2021/08/25
副作用や服薬アドヒアランスなどの観点から、近年、ポリファーマシーが問題視されています。一般的には、西洋薬による多剤併用がイメージされますが、漢方薬が問題となっているケースも最近は散見されています。
漢方薬には、1剤に複数の生薬が含有されています。そのため、漢方薬が複数処方されると、処方によっては一部生薬が重複し、過量投与から副作用を引き起こすリスクが高まる恐れがあります。例えば、漢方薬の約7割に含有されていると言われる甘草では、偽アルドステロン症の副作用が知られています。また、黄芩(オウゴン)では間質性肺炎や肝障害、山梔子(サンシシ)では腸間膜静脈硬化症などの副作用が生じるリスクがあります。特に甘草や山梔子の副作用は用量依存的に発症することが知られており、重複処方に対する注意が必要です。
本来、漢方治療では、体質や現在の状態、他覚的所見を総合的に考慮して「証」を決定し、証に基づき複数の症状をなるべく網羅するよう1つまたは2つの漢方薬を選択するのが基本です。ところが、西洋薬のように病名や症状に対して「1対1対応」で漢方薬を処方していくと、結果的に疾患や患者さんの訴えに応じて漢方薬が複数処方されてしまうわけです。
近年、漢方治療の分野でも西洋医学的なEBM(Evidence-based Medicine 科学的根拠に基づいた医療)が重要視されるようになりました。漢方薬に関するエビデンスも集積しており、様々なガイドラインにも漢方薬の有用性などが記載されています。その結果、「術後の腸管麻痺性イレウスの予防に大建中湯」「胃腸障害に六君子湯」といったように、西洋薬を処方する感覚で、医師が病名から漢方薬を“気軽”に処方するようになりました。しかし、術後の腸管麻痺性イレウスの予防に大建中湯を処方しても、イレウスを起こしてしまう患者がいます。そういう患者さんを診察すると、熱っぽい感じが見られることがあります。

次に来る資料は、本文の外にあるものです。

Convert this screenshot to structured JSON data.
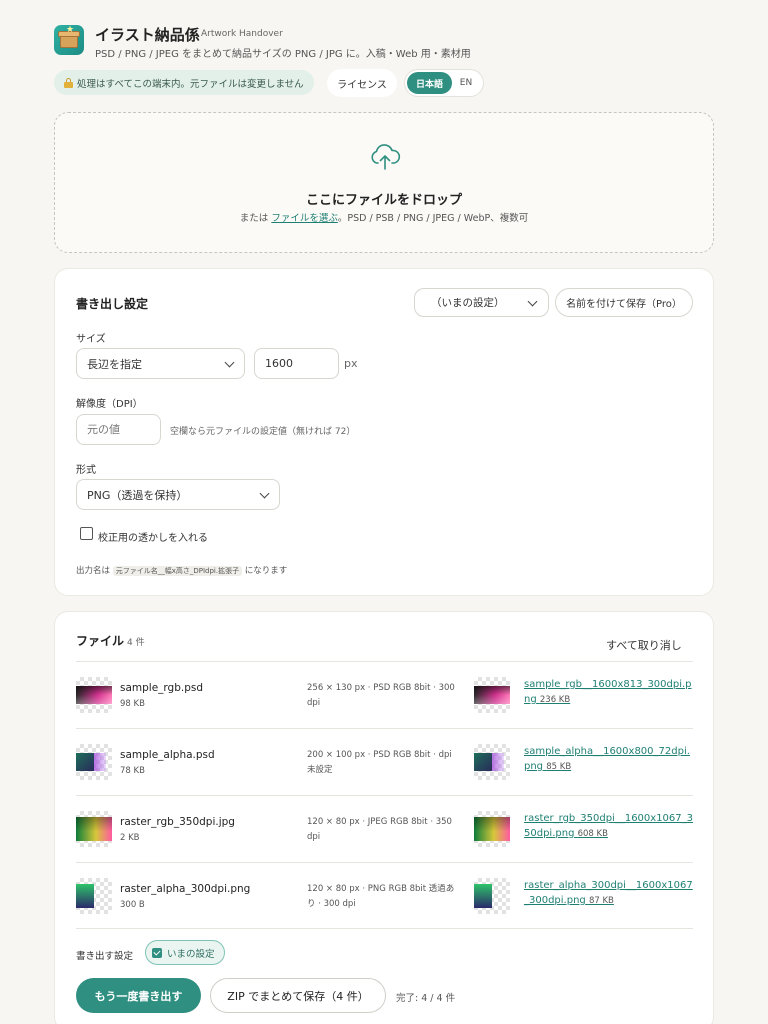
{
  "header": {
    "title": "イラスト納品係",
    "subtitle": "Artwork Handover",
    "description": "PSD / PNG / JPEG をまとめて納品サイズの PNG / JPG に。入稿・Web 用・素材用"
  },
  "notice": "処理はすべてこの端末内。元ファイルは変更しません",
  "license_label": "ライセンス",
  "lang": {
    "ja": "日本語",
    "en": "EN",
    "active": "ja"
  },
  "dropzone": {
    "title": "ここにファイルをドロップ",
    "prefix": "または",
    "link": "ファイルを選ぶ",
    "suffix": "。PSD / PSB / PNG / JPEG / WebP、複数可"
  },
  "export": {
    "title": "書き出し設定",
    "preset": "（いまの設定）",
    "save_named": "名前を付けて保存（Pro）",
    "size_label": "サイズ",
    "size_mode": "長辺を指定",
    "size_value": "1600",
    "size_unit": "px",
    "dpi_label": "解像度（DPI）",
    "dpi_placeholder": "元の値",
    "dpi_hint": "空欄なら元ファイルの設定値（無ければ 72）",
    "format_label": "形式",
    "format_value": "PNG（透過を保持）",
    "watermark_label": "校正用の透かしを入れる",
    "output_prefix": "出力名は",
    "output_pattern": "元ファイル名__幅x高さ_DPIdpi.拡張子",
    "output_suffix": "になります"
  },
  "files": {
    "title": "ファイル",
    "count": "4 件",
    "clear_all": "すべて取り消し",
    "items": [
      {
        "name": "sample_rgb.psd",
        "size": "98 KB",
        "meta": "256 × 130 px · PSD RGB 8bit · 300 dpi",
        "out_name": "sample_rgb__1600x813_300dpi.png",
        "out_size": "236 KB"
      },
      {
        "name": "sample_alpha.psd",
        "size": "78 KB",
        "meta": "200 × 100 px · PSD RGB 8bit · dpi 未設定",
        "out_name": "sample_alpha__1600x800_72dpi.png",
        "out_size": "85 KB"
      },
      {
        "name": "raster_rgb_350dpi.jpg",
        "size": "2 KB",
        "meta": "120 × 80 px · JPEG RGB 8bit · 350 dpi",
        "out_name": "raster_rgb_350dpi__1600x1067_350dpi.png",
        "out_size": "608 KB"
      },
      {
        "name": "raster_alpha_300dpi.png",
        "size": "300 B",
        "meta": "120 × 80 px · PNG RGB 8bit 透過あり · 300 dpi",
        "out_name": "raster_alpha_300dpi__1600x1067_300dpi.png",
        "out_size": "87 KB"
      }
    ],
    "export_setting_label": "書き出す設定",
    "current_setting_chip": "いまの設定",
    "rerun_label": "もう一度書き出す",
    "zip_label": "ZIP でまとめて保存（4 件）",
    "done_text": "完了: 4 / 4 件"
  },
  "colors": {
    "accent": "#2f8f80",
    "link": "#1f7f73",
    "background": "#f7f6f2"
  }
}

大建中湯は本来、冷えに伴う腹痛や膨満感を温めて治す漢方薬であり、別の病態に使用していたわけです。このような患者さんの場合は、大建中湯でなく熱を冷ます桃核承気湯が適していたりするわけです。このように証を無視してEBMだけに基づいた“縦割り処方”が増えたことが、漢方薬のポリファーマシーの一因となっているものと私はみています。
さらに患者さんによっては、様々な診療科やクリニックに通院し、それぞれから漢方薬が処方されているにもかかわらず、他院の処方について伝えていない場合があり、それも重複処方が起こる要因の1つです。また、近年はドラックストアだけでなく、ネットショッピングや通信販売で気軽に漢方薬を購入することが可能になっています。
このように、医療機関や薬局等の複数の窓口から漢方薬を手にいれた場合には、是非薬局薬剤師に相談してもらいたいと思っています。薬剤師さんはお薬手帳で他科の服用薬やOTC薬(自分で購入した薬)の服用有無を確認するのも重要な任務だからです。また、医師については、新たに漢方薬を処方する際には、お薬手帳を確認したり、薬剤師と連携したりするなどして、服用薬の確認を行ってほしいと思います。複数の医療機関で漢方薬を処方されている場合は、漢方専門医による治療に集約するといったような漢方のポリファーマシーを抑制する対策を考えなければならない時期に来ているのではないかと考えます。